Not a clean sweep: City of Edmonton searching for solution to snow-removal litter problem
Mill Woods resident has collected more than 5 kg of bristles from street sweepers
Snow-removal machines sweep snow and sand off Edmonton streets, but their brushes leave behind a trail of blue and black bristles.
That angers Mill Woods resident Theresa Wynn, who has collected more than five kilograms of bristles from her Knottwood neighbourhood and the Jackie Parker Park Rink.
"I can't stand the fact that they're this dense plastic that's going to take years and years to decompose," she said Tuesday on CBC Radio's Edmonton AM.
The bristles resemble coffee stir sticks, but they're firmer and made of recycled plastic.
'There currently isn't an alternative'
Travis Kennedy, acting director for the city's infrastructure operations, said sweepers are the most effective and economical way to brush away light snow.
"It's common practice in both industry but also in municipalities around North America," he told CBC News Tuesday.
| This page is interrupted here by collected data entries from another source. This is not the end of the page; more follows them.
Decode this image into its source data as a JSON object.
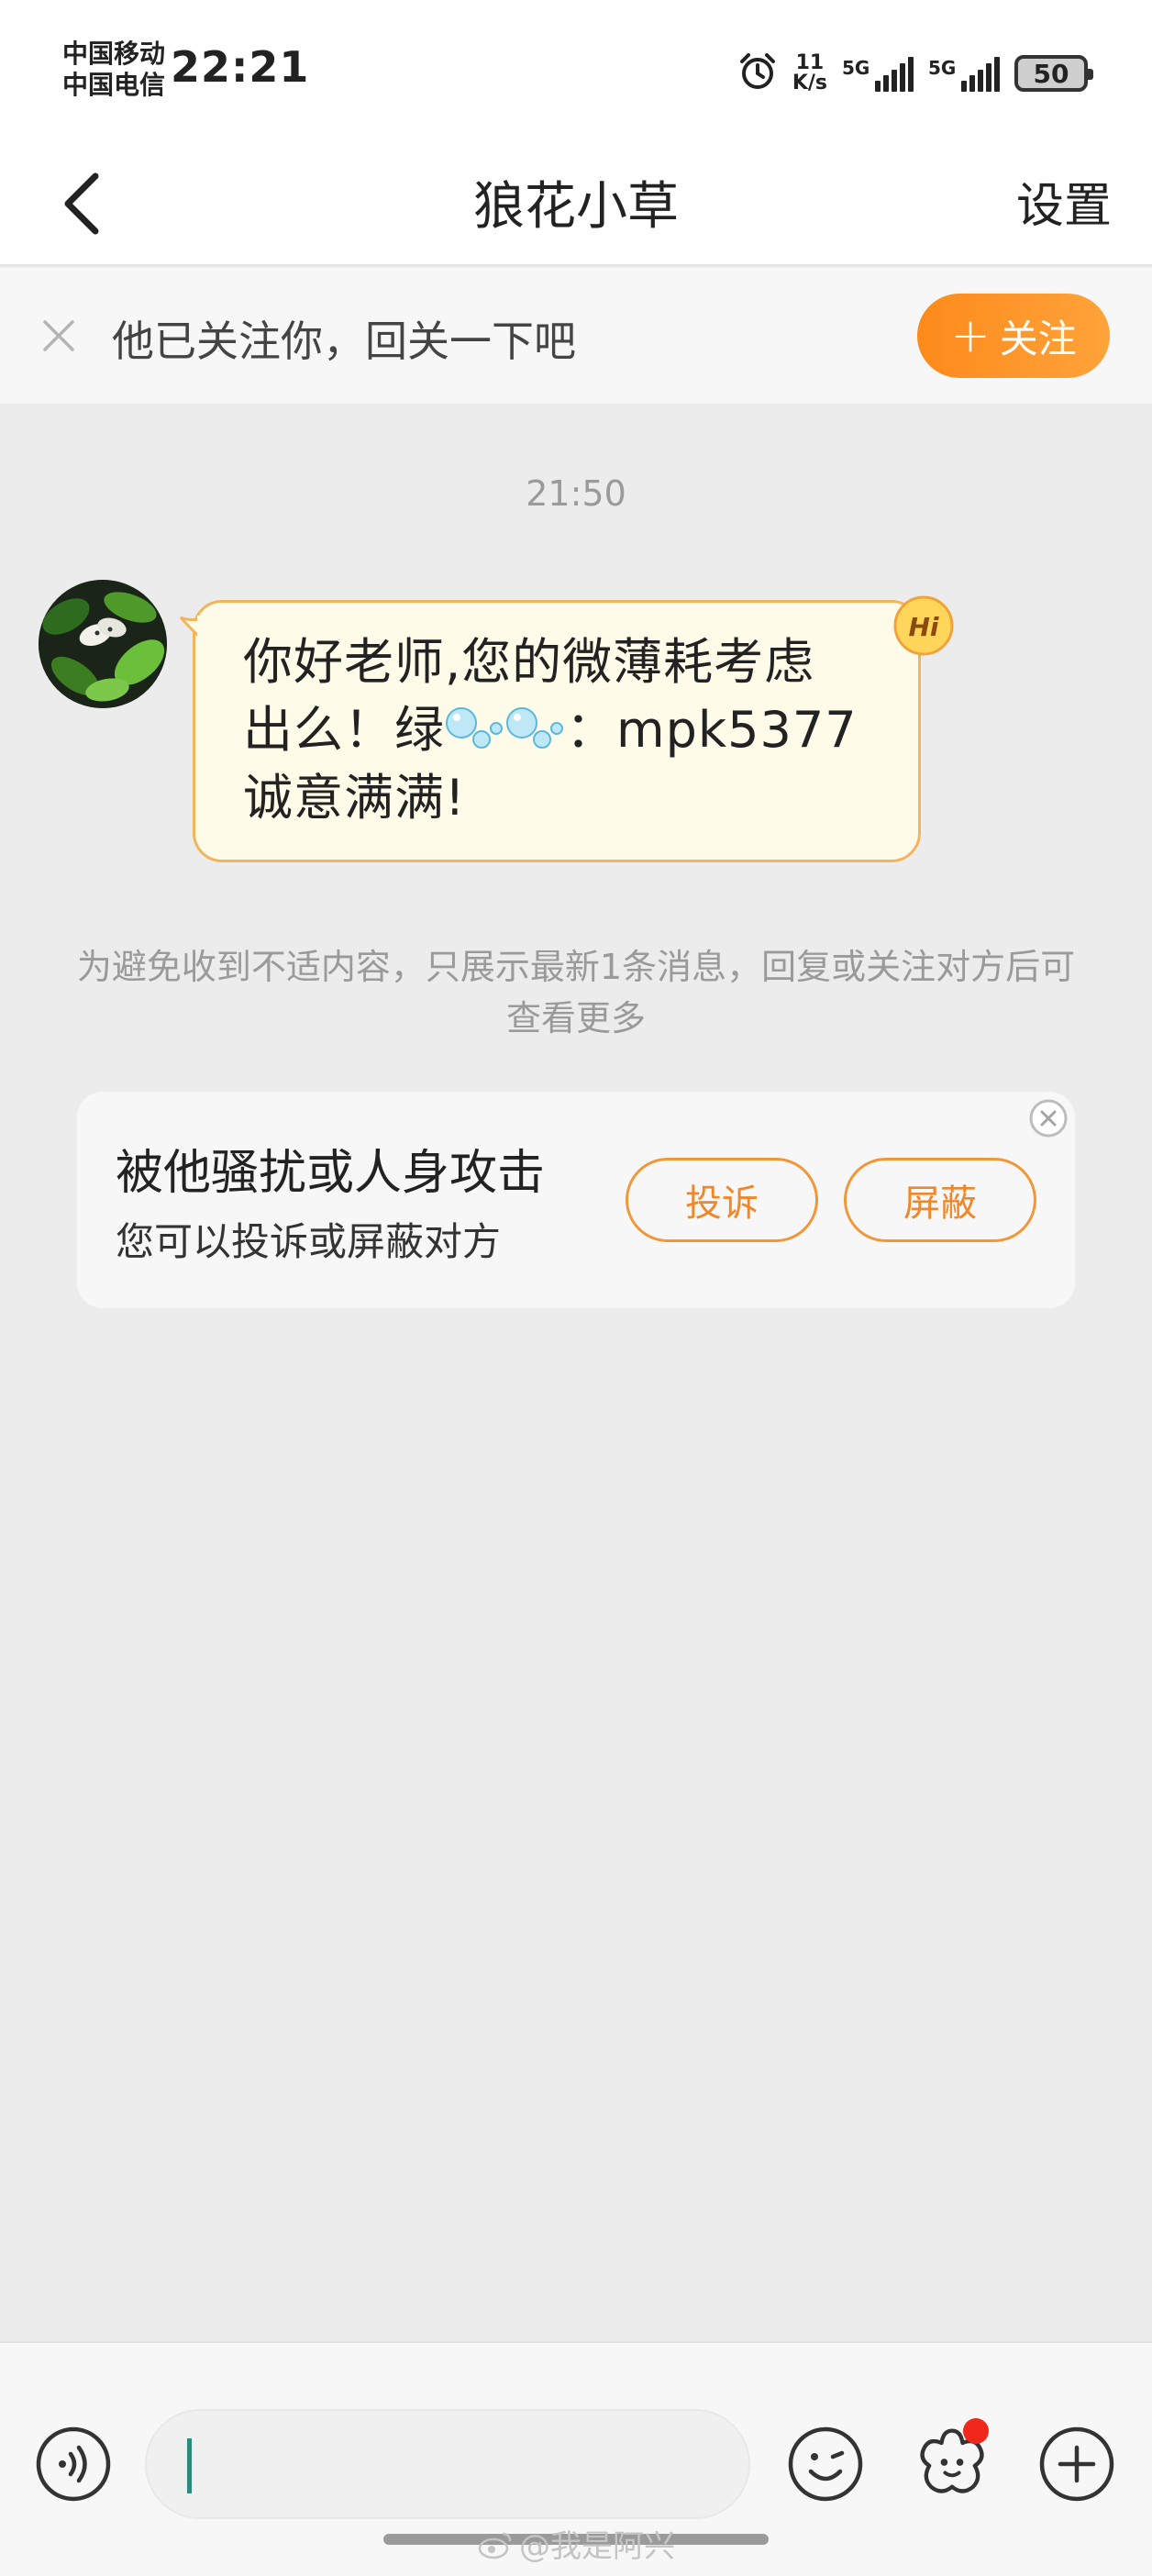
{
  "status_bar": {
    "carrier_1": "中国移动",
    "carrier_2": "中国电信",
    "time": "22:21",
    "net_speed_value": "11",
    "net_speed_unit": "K/s",
    "signal_1_label": "5G",
    "signal_2_label": "5G",
    "battery": "50"
  },
  "nav": {
    "title": "狼花小草",
    "settings_label": "设置"
  },
  "follow_banner": {
    "text": "他已关注你，回关一下吧",
    "follow_label": "关注",
    "follow_plus": "+"
  },
  "chat": {
    "timestamp": "21:50",
    "message": {
      "line1": "你好老师,您的微薄耗考虑",
      "line2_prefix": "出么！绿",
      "line2_suffix": "：mpk5377",
      "line3": "诚意满满!"
    },
    "badge_text": "Hi",
    "notice": "为避免收到不适内容，只展示最新1条消息，回复或关注对方后可查看更多"
  },
  "harass_card": {
    "title": "被他骚扰或人身攻击",
    "subtitle": "您可以投诉或屏蔽对方",
    "report_label": "投诉",
    "block_label": "屏蔽"
  },
  "input_bar": {
    "voice_icon": "voice-icon",
    "emoji_icon": "emoji-icon",
    "sticker_icon": "sticker-icon",
    "plus_icon": "plus-icon"
  },
  "watermark": "@我是阿兴",
  "colors": {
    "accent_orange": "#fd8a1b",
    "bubble_bg": "#fffbe9",
    "bubble_border": "#f2b55d",
    "notification_dot": "#f2271c"
  }
}
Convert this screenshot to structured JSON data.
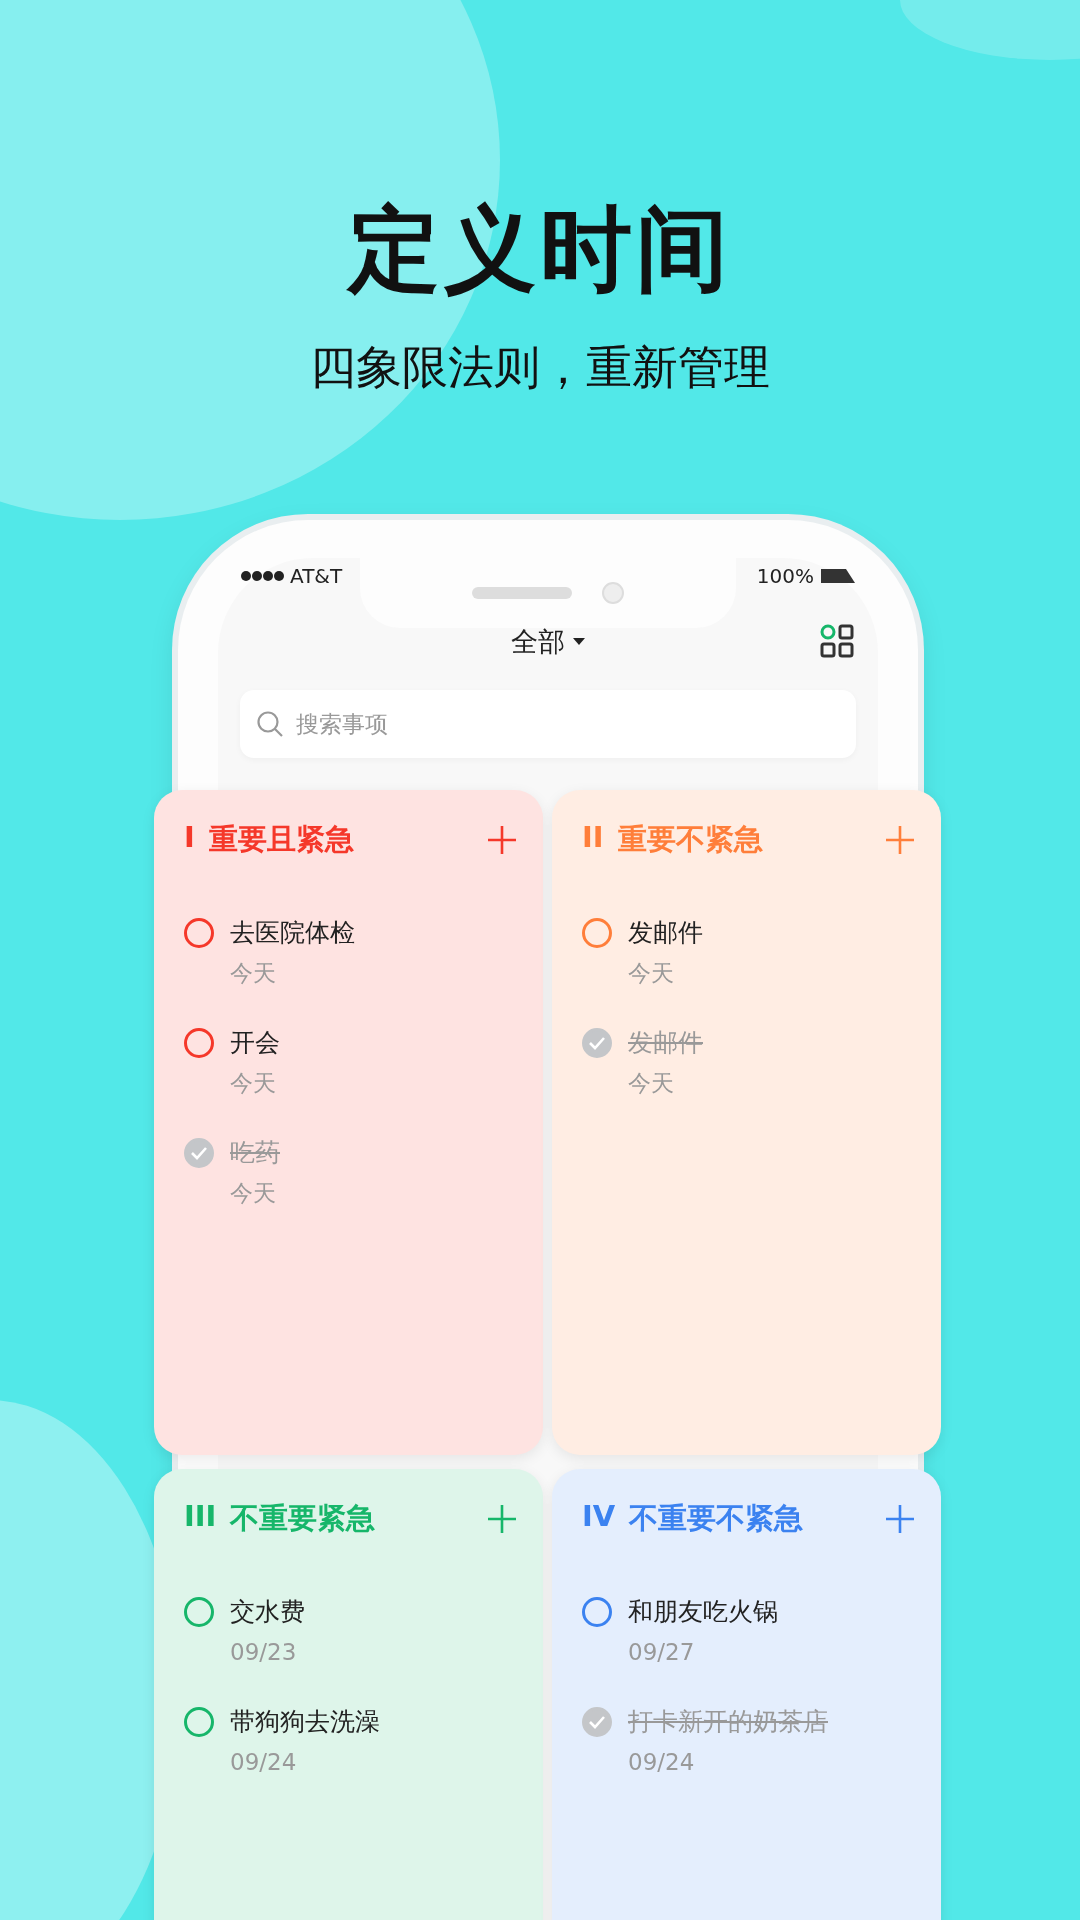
{
  "headline": "定义时间",
  "subtitle": "四象限法则，重新管理",
  "status_bar": {
    "carrier": "AT&T",
    "battery": "100%"
  },
  "nav": {
    "title": "全部"
  },
  "search": {
    "placeholder": "搜索事项"
  },
  "quadrants": [
    {
      "numeral": "I",
      "title": "重要且紧急",
      "color": "#f5382a",
      "items": [
        {
          "text": "去医院体检",
          "date": "今天",
          "done": false
        },
        {
          "text": "开会",
          "date": "今天",
          "done": false
        },
        {
          "text": "吃药",
          "date": "今天",
          "done": true
        }
      ]
    },
    {
      "numeral": "II",
      "title": "重要不紧急",
      "color": "#ff7e3a",
      "items": [
        {
          "text": "发邮件",
          "date": "今天",
          "done": false
        },
        {
          "text": "发邮件",
          "date": "今天",
          "done": true
        }
      ]
    },
    {
      "numeral": "III",
      "title": "不重要紧急",
      "color": "#16b66a",
      "items": [
        {
          "text": "交水费",
          "date": "09/23",
          "done": false
        },
        {
          "text": "带狗狗去洗澡",
          "date": "09/24",
          "done": false
        }
      ]
    },
    {
      "numeral": "IV",
      "title": "不重要不紧急",
      "color": "#3b82f0",
      "items": [
        {
          "text": "和朋友吃火锅",
          "date": "09/27",
          "done": false
        },
        {
          "text": "打卡新开的奶茶店",
          "date": "09/24",
          "done": true
        }
      ]
    }
  ]
}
He said the city has relied on bristles like these for more than 20 years. The bristles aren't falling off because they're old; they're replaced on each machine after about 20 hours.
Once the snow melts, bristle debris appears every spring. The city's spring and summer service crew of more than 100 people removes detritus every year, but it's possible that some bristles spill off bridges and into the North Saskatchewan River. The city has spoken about the issue with contractors, who are supposed to leave no waste behind.
Searching for solution
Wynn wants Edmonton to find a biodegradable alternative that leads to less waste.
According to Kennedy, the city has been searching for viable solutions with no success so far.
"The feeling is, most of the organic-based bristles just have a very, very short lifespan," he said. "I think that's the technology we need to get on top of and talk about with our industry partners."